Democritus wasn’t interested in worldly goods, or women, or jockeying for acclaim or position, since all those distractions took time away from his thinking about the world. But in a certain sense he was the ur-Epicurean–living a happy and simply enjoyable existence (“cheerfulness is the goal of life”), surrounded by friends, while trying to figure the universe out, which was his worthwhile, lifelong endeavor. He was the first person to really realize that everything was made out of small particles, and he invented the word atom (Greek for “that which cannot be divided”), building on an experiment by his contemporary Empedocles about the nature of air. This was earth-shattering stuff. He contemplated the Theory of Limits even though he didn’t know it at the time, when he sliced into an apple and observed that one side of the cross section was slightly smaller than the other, knocking at the door, as it were, of differential and integral calculus.

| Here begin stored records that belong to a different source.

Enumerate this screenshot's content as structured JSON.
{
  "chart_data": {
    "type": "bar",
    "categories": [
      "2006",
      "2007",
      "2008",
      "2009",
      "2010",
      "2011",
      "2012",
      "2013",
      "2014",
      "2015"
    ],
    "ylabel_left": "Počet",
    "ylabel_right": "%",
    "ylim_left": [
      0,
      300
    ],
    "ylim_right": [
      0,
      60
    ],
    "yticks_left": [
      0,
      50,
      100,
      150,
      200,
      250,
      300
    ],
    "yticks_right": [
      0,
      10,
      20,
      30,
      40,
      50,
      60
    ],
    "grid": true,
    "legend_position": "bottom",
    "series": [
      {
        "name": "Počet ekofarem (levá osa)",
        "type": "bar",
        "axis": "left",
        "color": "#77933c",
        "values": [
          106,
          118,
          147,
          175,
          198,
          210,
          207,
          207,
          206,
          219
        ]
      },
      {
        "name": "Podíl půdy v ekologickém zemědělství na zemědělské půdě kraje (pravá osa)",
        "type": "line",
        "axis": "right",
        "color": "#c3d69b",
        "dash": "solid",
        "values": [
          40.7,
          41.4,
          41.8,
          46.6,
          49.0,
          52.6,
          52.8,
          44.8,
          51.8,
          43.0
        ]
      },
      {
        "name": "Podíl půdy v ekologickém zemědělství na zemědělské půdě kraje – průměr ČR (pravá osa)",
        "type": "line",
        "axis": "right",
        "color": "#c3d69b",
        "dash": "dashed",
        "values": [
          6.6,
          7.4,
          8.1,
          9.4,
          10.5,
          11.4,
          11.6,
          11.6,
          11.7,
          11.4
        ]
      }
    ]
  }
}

And then came Pythagoras (and Plato, sorry to say) and his Pythagoreans, anti-science philistines who hated debate and open scientific inquiry, putting the kibosh on the potential discoveries and revelations of the bigger-picture people. The Pythagoreans were rigid and authoritarian fascists, and unapologetic, like almost all orthodox religions, and with their typical response to anything provocative or counter the narrative, “The Master said so,” would crush all dissent and scare debate away, letting established authority prevail, unsupported by facts or reason. This ended the brief but beautiful scientific flowering in Ionia, and so the West, wilting, was plunged into another Dark Ages until, literally, the renaissance of the late 15th Century AD.


What wisdom and truths can we learn from all this, since history will always repeat itself if we don’t take away the right lessons. Does any of it sound familiar? Of course, history is always instructive and relevant, well, because the Greeks are us. For me the loaded gun in the house next door is this: unless We the People feel in control of our own lives and families, have a vested interest in our own protection and military, are un-coerced by an authoritarian elite who only have power and pillage on their mind, and are able to exercise free thought and free inquiry by voicing our opinions unconstrained and unafraid, we and our great nation are doomed to once again plunge into another gloom of solicitude and ignorance.


Wait a minute! I’m looking all around me and at the world and thinking: Who’s laughing now?